The latest example occurred at the end of our company's AGM last week. As usual, I was, poised in front of a computer screen in order to feed the team on stage with real-time information for remuneration-based questions from the floor. We faced our first Say On Pay vote "à la Française", since legislation was brought in last year requiring French listed companies to submit executive directors' remuneration for the previous year to a consultative shareholder vote (old hat in a UK context, but new in France – like the separation of Chairman and CEO roles). Suffice it to say, we received positive votes (high 80%) – so all went well, particularly in the context of a new LTI programme.

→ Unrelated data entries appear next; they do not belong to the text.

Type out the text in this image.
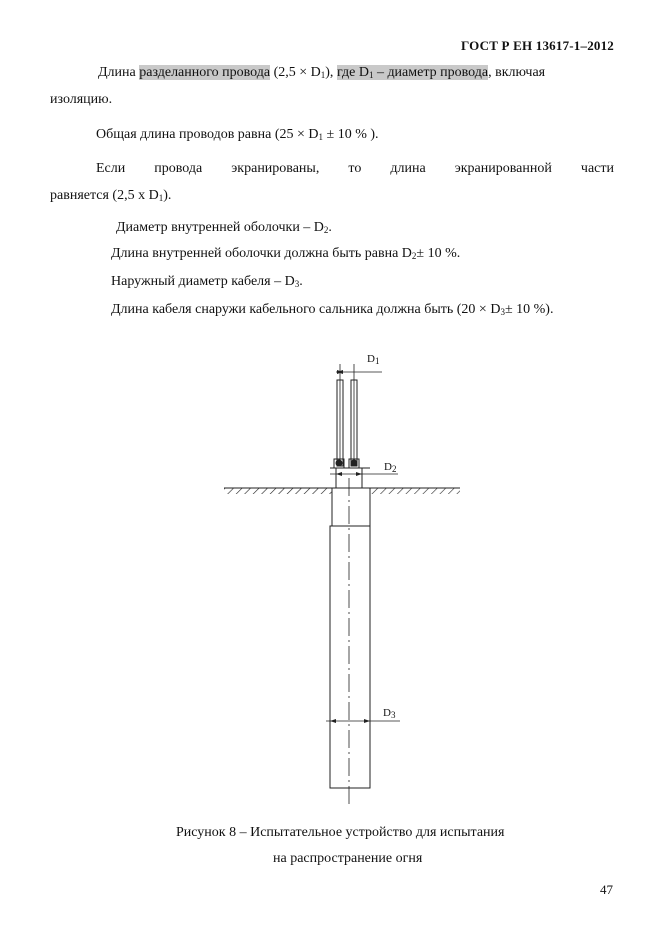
ГОСТ Р ЕН 13617-1–2012
Длина разделанного провода $(2,5 \times D_1)$, где $D_1$ – диаметр провода, включая
изоляцию.
Общая длина проводов равна ($25 \times D_1 \pm 10$ % ).
Если провода экранированы, то длина экранированной части
равняется (2,5 х $D_1$).
Диаметр внутренней оболочки – $D_2$.
Длина внутренней оболочки должна быть равна $D_2\pm 10$ %.
Наружный диаметр кабеля – $D_3$.
Длина кабеля снаружи кабельного сальника должна быть ($20 \times D_3\pm 10$ %).
$D_1$
$D_2$
$D_3$
Рисунок 8 – Испытательное устройство для испытания
на распространение огня
47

Where is this leading to? Well, one of my colleagues approached me as I was leaving the hall and, based on the introduction of Say On Pay, suggested that the UK had a heavy responsibility for many of the changes in the way business is now done in France (and elsewhere in Europe). We didn't have time to pursue the discussion further, but on the way home I reviewed what I have observed in our two countries since 1983 (when I first started working in an Anglo-French international context). Without going into lots of detail, I came to the conclusion that there was more than a grain of truth in what he said. As an example, reward practices that were well established more than 20 years ago in the UK are still relatively recent (5+ years) in France; tools with a stronger focus on the individual have appeared (like variable pay and reward statements). At the same time, existing French tools reflecting the strong national collective ethos have been (rightly) retained; things like compulsory formulaic profit-share systems, tax-efficient collective employee saving plans, and so on.

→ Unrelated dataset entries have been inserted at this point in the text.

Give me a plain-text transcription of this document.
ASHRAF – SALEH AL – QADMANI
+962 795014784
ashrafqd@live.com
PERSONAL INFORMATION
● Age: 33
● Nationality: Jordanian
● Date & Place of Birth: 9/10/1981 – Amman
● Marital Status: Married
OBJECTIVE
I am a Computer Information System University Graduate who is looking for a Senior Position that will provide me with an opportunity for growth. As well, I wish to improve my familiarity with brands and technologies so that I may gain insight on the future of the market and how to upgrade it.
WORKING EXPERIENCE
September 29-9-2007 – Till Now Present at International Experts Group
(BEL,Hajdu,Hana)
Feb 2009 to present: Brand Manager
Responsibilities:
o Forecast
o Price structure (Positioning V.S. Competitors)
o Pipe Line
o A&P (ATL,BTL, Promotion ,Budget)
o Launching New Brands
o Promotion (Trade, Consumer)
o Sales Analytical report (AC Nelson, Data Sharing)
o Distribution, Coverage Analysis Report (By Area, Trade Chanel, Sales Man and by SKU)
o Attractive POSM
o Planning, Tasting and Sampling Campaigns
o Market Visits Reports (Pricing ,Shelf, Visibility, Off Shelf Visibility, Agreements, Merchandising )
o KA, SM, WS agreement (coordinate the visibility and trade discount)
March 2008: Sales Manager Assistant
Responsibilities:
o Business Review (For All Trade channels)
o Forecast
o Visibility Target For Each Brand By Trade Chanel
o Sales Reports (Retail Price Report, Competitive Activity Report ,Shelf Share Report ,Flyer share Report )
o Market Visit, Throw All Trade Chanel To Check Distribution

How much of this is down to a genuine Anglo-Saxon influence? It's a moot point – what is important is that the Anglo-Saxon influence is perceived to be there. Looking outside of France we also can see that in the specific area of Remuneration Governance the UK has had a massive influence; look to the recent US changes; look at the governance codes of stock exchanges in India and Thailand. The UK inspiration is more than visible. And it is continuing. The European Commission is currently preparing a Directive on executive remuneration that is very close to today's UK model (we still need to persuade them to throw out the requirement to publish earnings ratios, but that's another question).

When I see the extent to which some of the UK's well-tested HR approaches are adopted and adapted elsewhere, then I feel a sense of pride that we have developed a level of professionalism to which others seem to aspire. This blog is to remind us to be proud of what we have achieved and to make sure we stay on the road of continuous improvement (it's a CIPD thing!)